On September 15th, nearly 50,000 members of the United Auto Workers (UAW) launched a strike, walking out of over 50 General Motors facilities. Workers say GM continues to deny employees’ demands for fair conditions and compensation despite leading the company to record profits following bankruptcy and a federal bailout. The nearly 50,000 full-time and temporary workers represented by the UAW make up about half of its workforce.GM workers say they are pushing for a more equitable contract that will guarantee better wages for new hires, stronger health-care benefits and more job security. Workers are forgoing their paychecks during the strike, though the UAW will pay them $250 a week from its strike fund.
GM has made over $30 billion in the past six years, since recovering from its 2009 bankruptcy. Although they received profit-sharing checks that totaled $52,500 for the same period, workers want pay raises that will show up year after year. They gave up cost-of-living pay raises and made other concessions to keep the company afloat during its 2009 bankruptcy, and now they want to be repaid. Longtime workers have received only two raises since 2010. Workers hired after 2007 still make less than older workers, and the union wants to erase that gap.

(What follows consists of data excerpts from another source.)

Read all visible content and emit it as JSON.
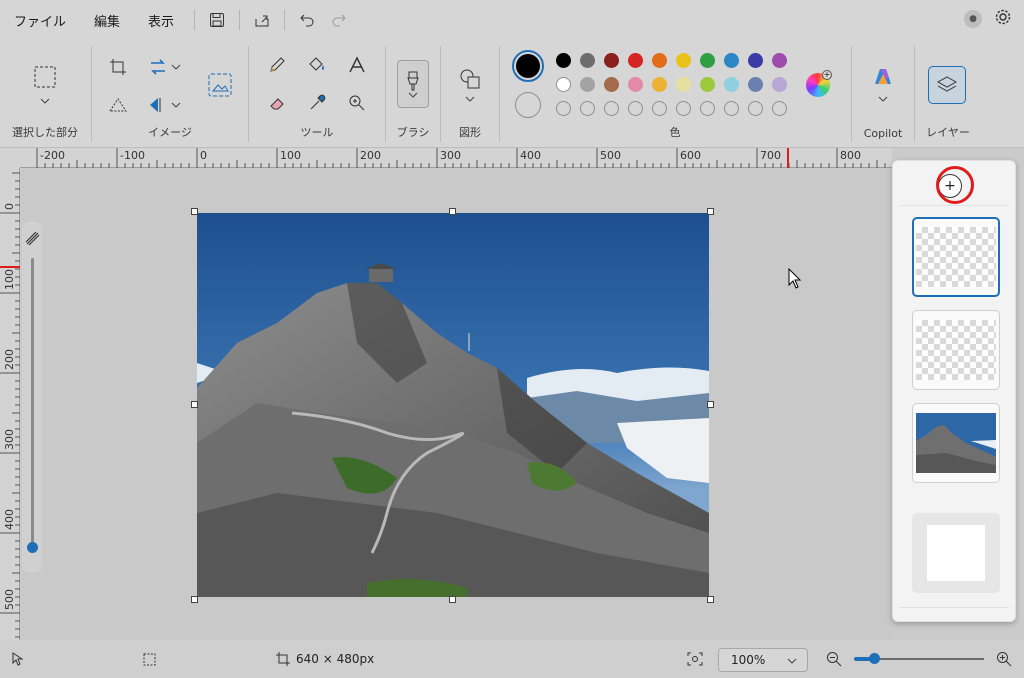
{
  "menu": {
    "file": "ファイル",
    "edit": "編集",
    "view": "表示"
  },
  "ribbon": {
    "groups": {
      "selection": "選択した部分",
      "image": "イメージ",
      "tools": "ツール",
      "brush": "ブラシ",
      "shapes": "図形",
      "colors": "色",
      "copilot": "Copilot",
      "layers": "レイヤー"
    },
    "palette_row1": [
      "#000000",
      "#6d6d6d",
      "#8a1f1f",
      "#d62424",
      "#e36c1b",
      "#e8c21b",
      "#2ea043",
      "#2a86c4",
      "#3b3ba8",
      "#9c4cab"
    ],
    "palette_row2": [
      "#ffffff",
      "#a3a3a3",
      "#a36a4b",
      "#e28aa8",
      "#ecb236",
      "#e6e0a0",
      "#9cc93b",
      "#8fd0e0",
      "#6b7fb0",
      "#b8a6d4"
    ],
    "primary_color": "#000000",
    "secondary_color": "#ffffff"
  },
  "ruler": {
    "top_labels": [
      "-200",
      "-100",
      "0",
      "100",
      "200",
      "300",
      "400",
      "500",
      "600",
      "700",
      "800"
    ],
    "left_labels": [
      "0",
      "100",
      "200",
      "300",
      "400",
      "500"
    ]
  },
  "status": {
    "canvas_size": "640 × 480px",
    "zoom": "100%"
  },
  "zoom_level": 0.15
}
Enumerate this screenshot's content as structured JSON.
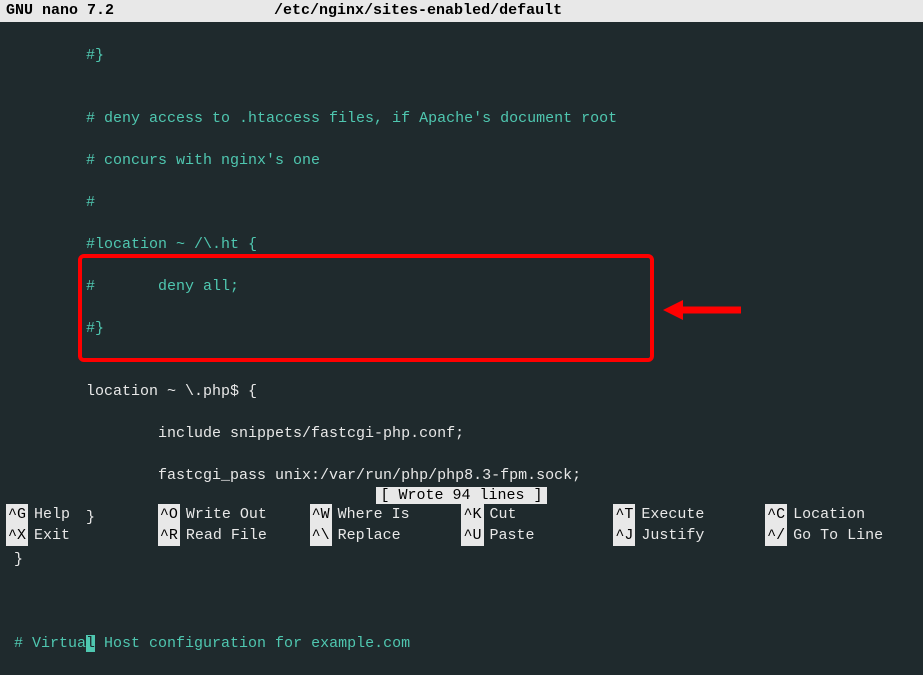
{
  "titlebar": {
    "app": "GNU nano 7.2",
    "path": "/etc/nginx/sites-enabled/default"
  },
  "lines": {
    "l1": "        #}",
    "l2": "",
    "l3": "        # deny access to .htaccess files, if Apache's document root",
    "l4": "        # concurs with nginx's one",
    "l5": "        #",
    "l6": "        #location ~ /\\.ht {",
    "l7": "        #       deny all;",
    "l8": "        #}",
    "l9": "",
    "l10": "        location ~ \\.php$ {",
    "l11": "                include snippets/fastcgi-php.conf;",
    "l12": "                fastcgi_pass unix:/var/run/php/php8.3-fpm.sock;",
    "l13": "        }",
    "l14": "}",
    "l15": "",
    "l16": "",
    "cursor_before": "# Virtua",
    "cursor_char": "l",
    "cursor_after": " Host configuration for example.com"
  },
  "status": "[ Wrote 94 lines ]",
  "shortcuts": {
    "row1": [
      {
        "key": "^G",
        "label": "Help"
      },
      {
        "key": "^O",
        "label": "Write Out"
      },
      {
        "key": "^W",
        "label": "Where Is"
      },
      {
        "key": "^K",
        "label": "Cut"
      },
      {
        "key": "^T",
        "label": "Execute"
      },
      {
        "key": "^C",
        "label": "Location"
      }
    ],
    "row2": [
      {
        "key": "^X",
        "label": "Exit"
      },
      {
        "key": "^R",
        "label": "Read File"
      },
      {
        "key": "^\\",
        "label": "Replace"
      },
      {
        "key": "^U",
        "label": "Paste"
      },
      {
        "key": "^J",
        "label": "Justify"
      },
      {
        "key": "^/",
        "label": "Go To Line"
      }
    ]
  }
}
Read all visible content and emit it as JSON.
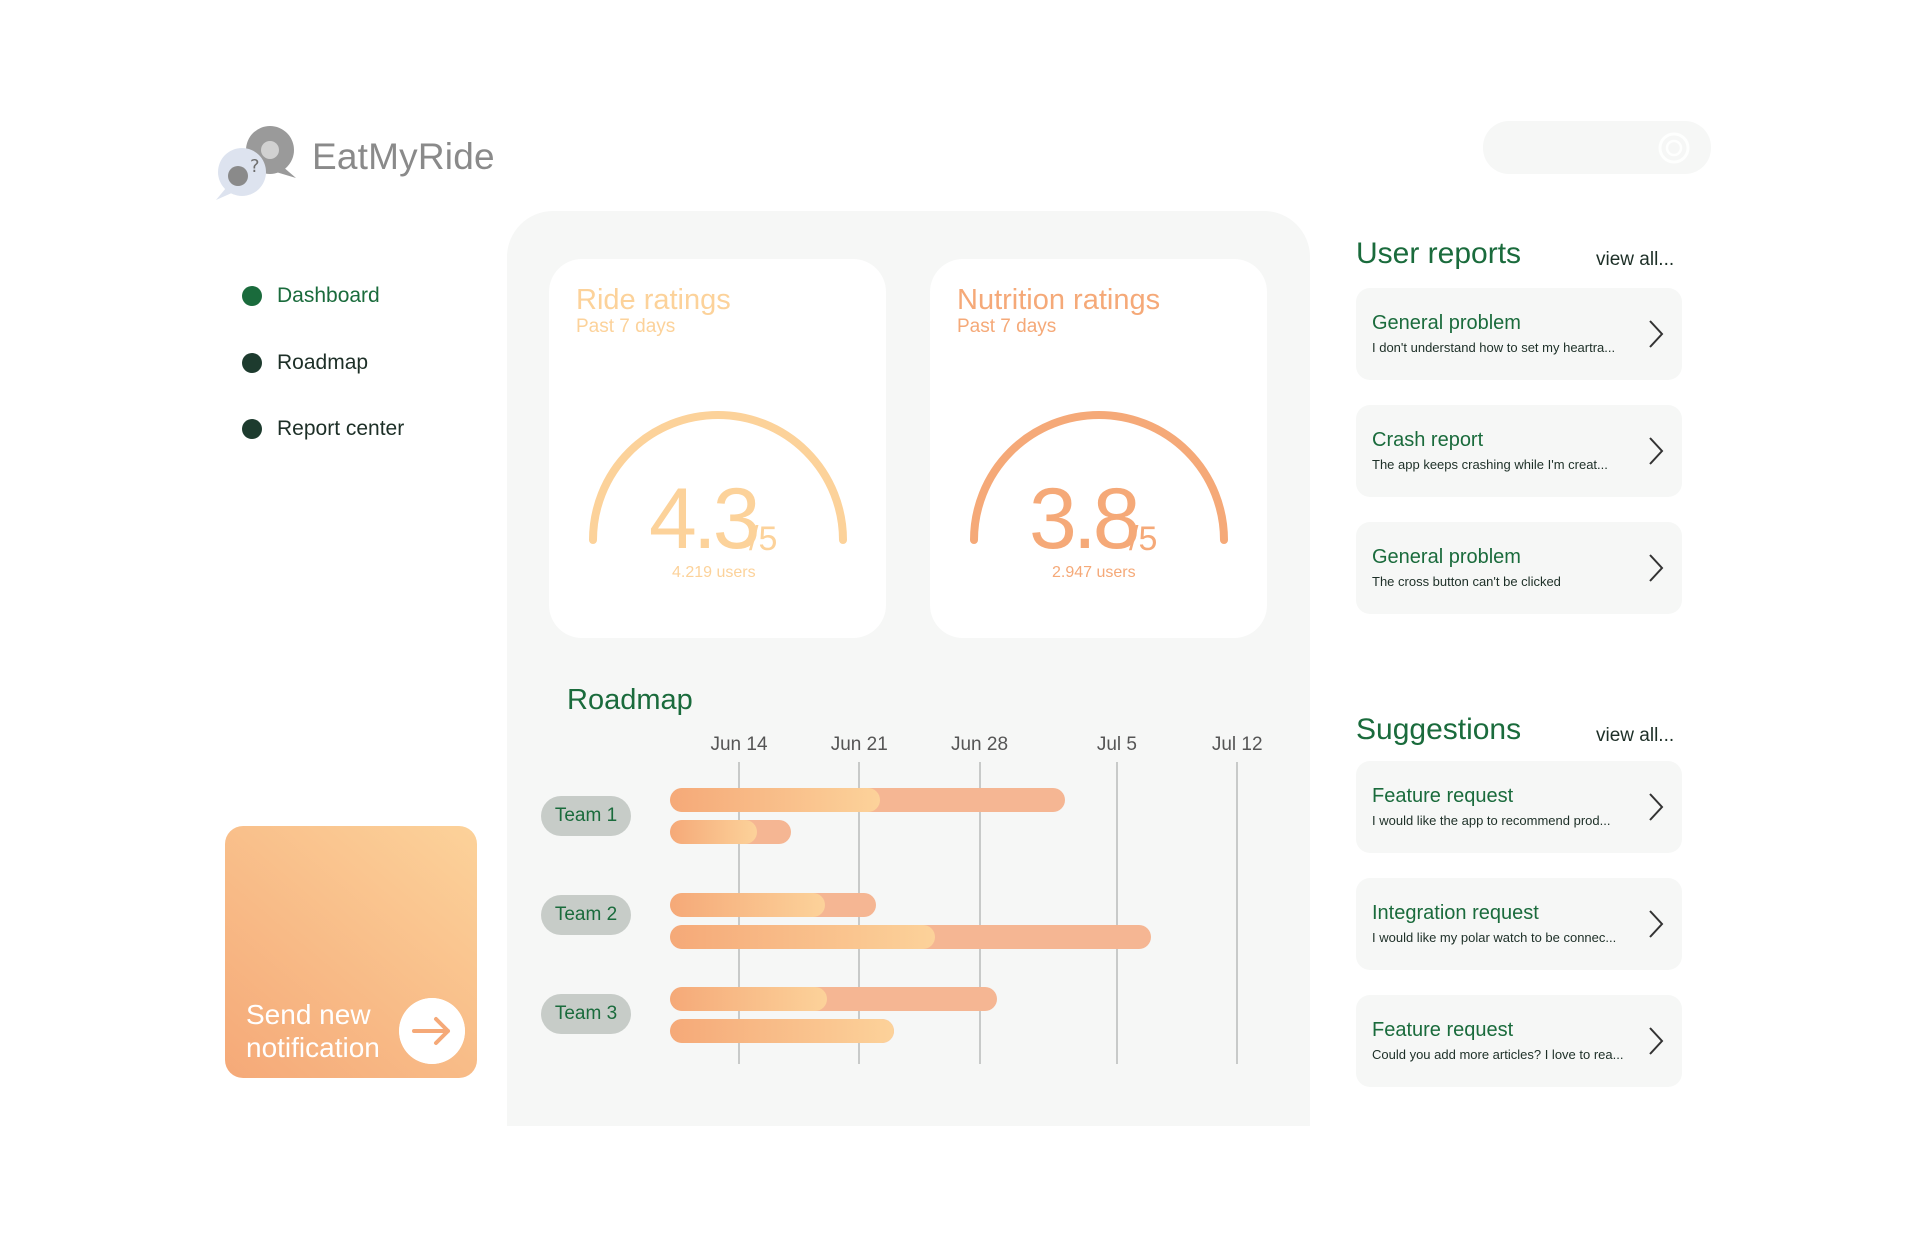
{
  "app": {
    "name": "EatMyRide"
  },
  "colors": {
    "accent_green": "#1a6b3c",
    "peach": "#f5a978",
    "light_orange": "#fcd29a",
    "panel_bg": "#f6f7f6"
  },
  "search": {
    "icon": "search-icon"
  },
  "nav": {
    "items": [
      {
        "label": "Dashboard",
        "active": true
      },
      {
        "label": "Roadmap",
        "active": false
      },
      {
        "label": "Report center",
        "active": false
      }
    ]
  },
  "send_notification": {
    "label": "Send new notification",
    "icon": "arrow-right-icon"
  },
  "ratings": [
    {
      "title": "Ride ratings",
      "subtitle": "Past 7 days",
      "value": "4.3",
      "denominator": "/5",
      "users": "4.219 users",
      "score": 4.3,
      "max": 5
    },
    {
      "title": "Nutrition ratings",
      "subtitle": "Past 7 days",
      "value": "3.8",
      "denominator": "/5",
      "users": "2.947 users",
      "score": 3.8,
      "max": 5
    }
  ],
  "roadmap": {
    "title": "Roadmap",
    "dates": [
      "Jun 14",
      "Jun 21",
      "Jun 28",
      "Jul 5",
      "Jul 12"
    ],
    "teams": [
      {
        "label": "Team 1",
        "bars": [
          {
            "start": "Jun 10",
            "end": "Jul 2",
            "progress": 0.53
          },
          {
            "start": "Jun 10",
            "end": "Jun 17",
            "progress": 0.72
          }
        ]
      },
      {
        "label": "Team 2",
        "bars": [
          {
            "start": "Jun 10",
            "end": "Jun 22",
            "progress": 0.75
          },
          {
            "start": "Jun 10",
            "end": "Jul 7",
            "progress": 0.55
          }
        ]
      },
      {
        "label": "Team 3",
        "bars": [
          {
            "start": "Jun 10",
            "end": "Jun 29",
            "progress": 0.48
          },
          {
            "start": "Jun 10",
            "end": "Jun 23",
            "progress": 1.0
          }
        ]
      }
    ]
  },
  "user_reports": {
    "title": "User reports",
    "view_all": "view all...",
    "items": [
      {
        "title": "General problem",
        "desc": "I don't understand how to set my heartra..."
      },
      {
        "title": "Crash report",
        "desc": "The app keeps crashing while I'm creat..."
      },
      {
        "title": "General problem",
        "desc": "The cross button can't be clicked"
      }
    ]
  },
  "suggestions": {
    "title": "Suggestions",
    "view_all": "view all...",
    "items": [
      {
        "title": "Feature request",
        "desc": "I would like the app to recommend prod..."
      },
      {
        "title": "Integration request",
        "desc": "I would like my polar watch to be connec..."
      },
      {
        "title": "Feature request",
        "desc": "Could you add more articles? I love to rea..."
      }
    ]
  }
}
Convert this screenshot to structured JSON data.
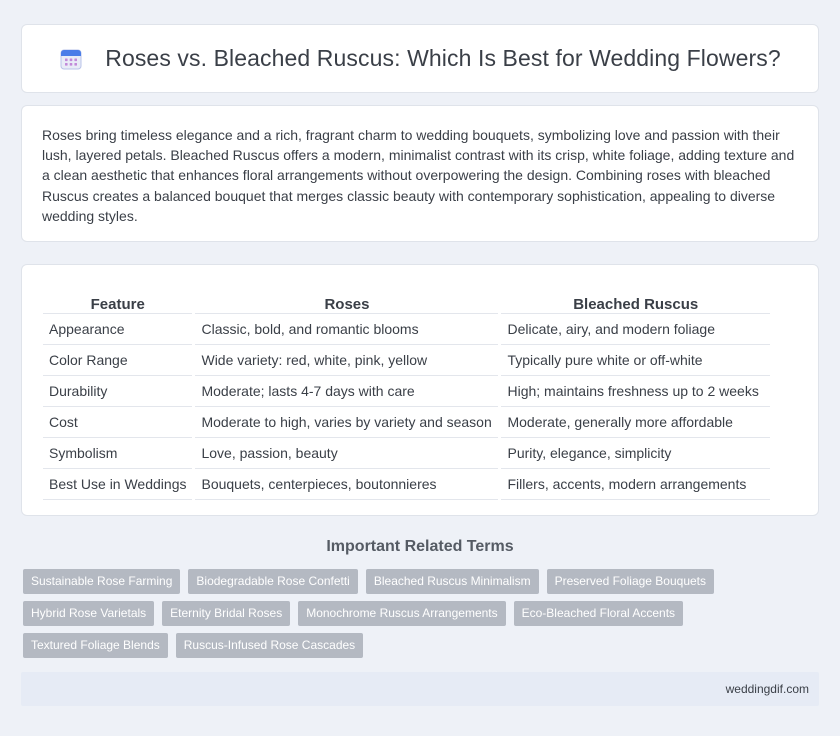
{
  "header": {
    "title": "Roses vs. Bleached Ruscus: Which Is Best for Wedding Flowers?",
    "icon": "calendar-icon"
  },
  "intro": {
    "text": "Roses bring timeless elegance and a rich, fragrant charm to wedding bouquets, symbolizing love and passion with their lush, layered petals. Bleached Ruscus offers a modern, minimalist contrast with its crisp, white foliage, adding texture and a clean aesthetic that enhances floral arrangements without overpowering the design. Combining roses with bleached Ruscus creates a balanced bouquet that merges classic beauty with contemporary sophistication, appealing to diverse wedding styles."
  },
  "table": {
    "headers": [
      "Feature",
      "Roses",
      "Bleached Ruscus"
    ],
    "rows": [
      [
        "Appearance",
        "Classic, bold, and romantic blooms",
        "Delicate, airy, and modern foliage"
      ],
      [
        "Color Range",
        "Wide variety: red, white, pink, yellow",
        "Typically pure white or off-white"
      ],
      [
        "Durability",
        "Moderate; lasts 4-7 days with care",
        "High; maintains freshness up to 2 weeks"
      ],
      [
        "Cost",
        "Moderate to high, varies by variety and season",
        "Moderate, generally more affordable"
      ],
      [
        "Symbolism",
        "Love, passion, beauty",
        "Purity, elegance, simplicity"
      ],
      [
        "Best Use in Weddings",
        "Bouquets, centerpieces, boutonnieres",
        "Fillers, accents, modern arrangements"
      ]
    ]
  },
  "related": {
    "title": "Important Related Terms",
    "tags": [
      "Sustainable Rose Farming",
      "Biodegradable Rose Confetti",
      "Bleached Ruscus Minimalism",
      "Preserved Foliage Bouquets",
      "Hybrid Rose Varietals",
      "Eternity Bridal Roses",
      "Monochrome Ruscus Arrangements",
      "Eco-Bleached Floral Accents",
      "Textured Foliage Blends",
      "Ruscus-Infused Rose Cascades"
    ]
  },
  "footer": {
    "site": "weddingdif.com"
  },
  "colors": {
    "background": "#eef1f7",
    "tag_bg": "#b4b9c2",
    "icon_accent": "#4a7de8",
    "icon_dots": "#c28ad9"
  }
}
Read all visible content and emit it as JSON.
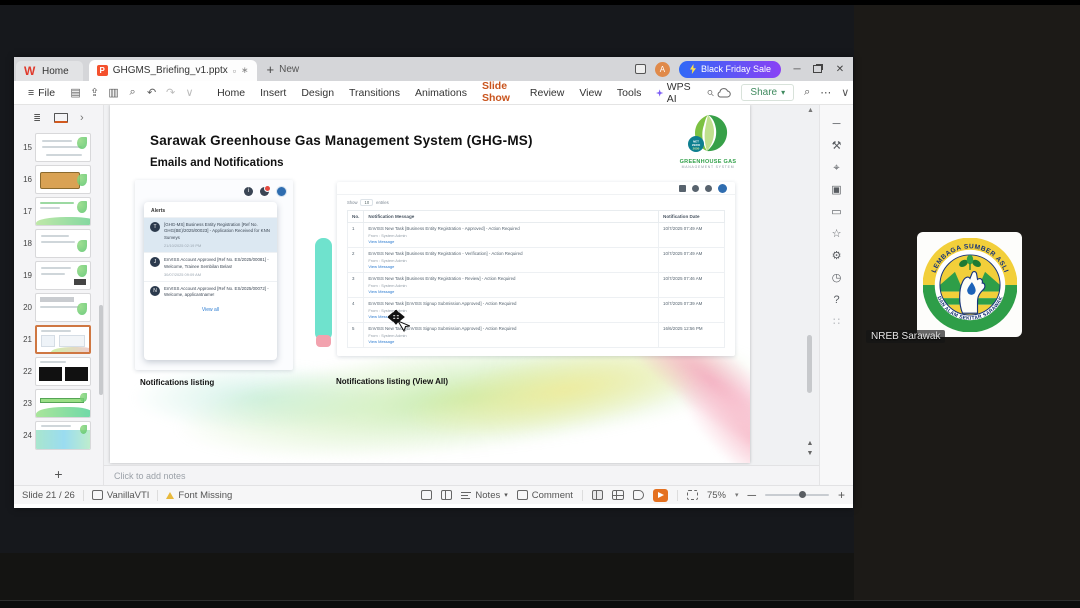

The company is facing a global auto sales slowdown and also says health care costs are too high, and it wants to cut labor costs so they are closer to U.S. factories owned by foreign competitors. Senior GM workers now make around $30 per hour, but with benefits, it adds up to $63 per hour. Total labor costs run an average of $50 per hour at the foreign plants. The car giant has moved to close a handful of production facilities in the United States in recent years despite strong profitability margins. GM made $8.1 billion in profit after taxes last year but announced the closure of four factories, scuttling thousands of jobs. GM says it has offered to make $7 billion in investments and create 5,400 jobs, including introducing electric trucks, opening a battery cell manufacturing site and investing in eight existing facilities.
The strike has effectively halted GM’s production in the US and just a day after the strike, GM responded with a letter announcing they had cut off health insurance for the nearly 50,000 people on picket lines across the country. GM spokesman David Barnas said the decision to cut workers’ health care was a standard practice during stoppages, likening it to the cessation of worker paychecks. A spokesperson for the UAW stated that they would cover the striker’s health-care fees under COBRA in the interim from the pool of money it keeps for strikes. Employee dental and vision plans will not be covered during the strike.
The effects of the strike have been felt quickly, when GM dismissed 1,200 workers from an assembly plant in Ontario, Canada just three days after the strike started. GM has said the temporary layoffs were the result of parts shortages in the United States because of the strike. The factory had produced full-size pickup trucks. Analysts say GM could be losing as much as $50 million to $100 million a day from the stoppage.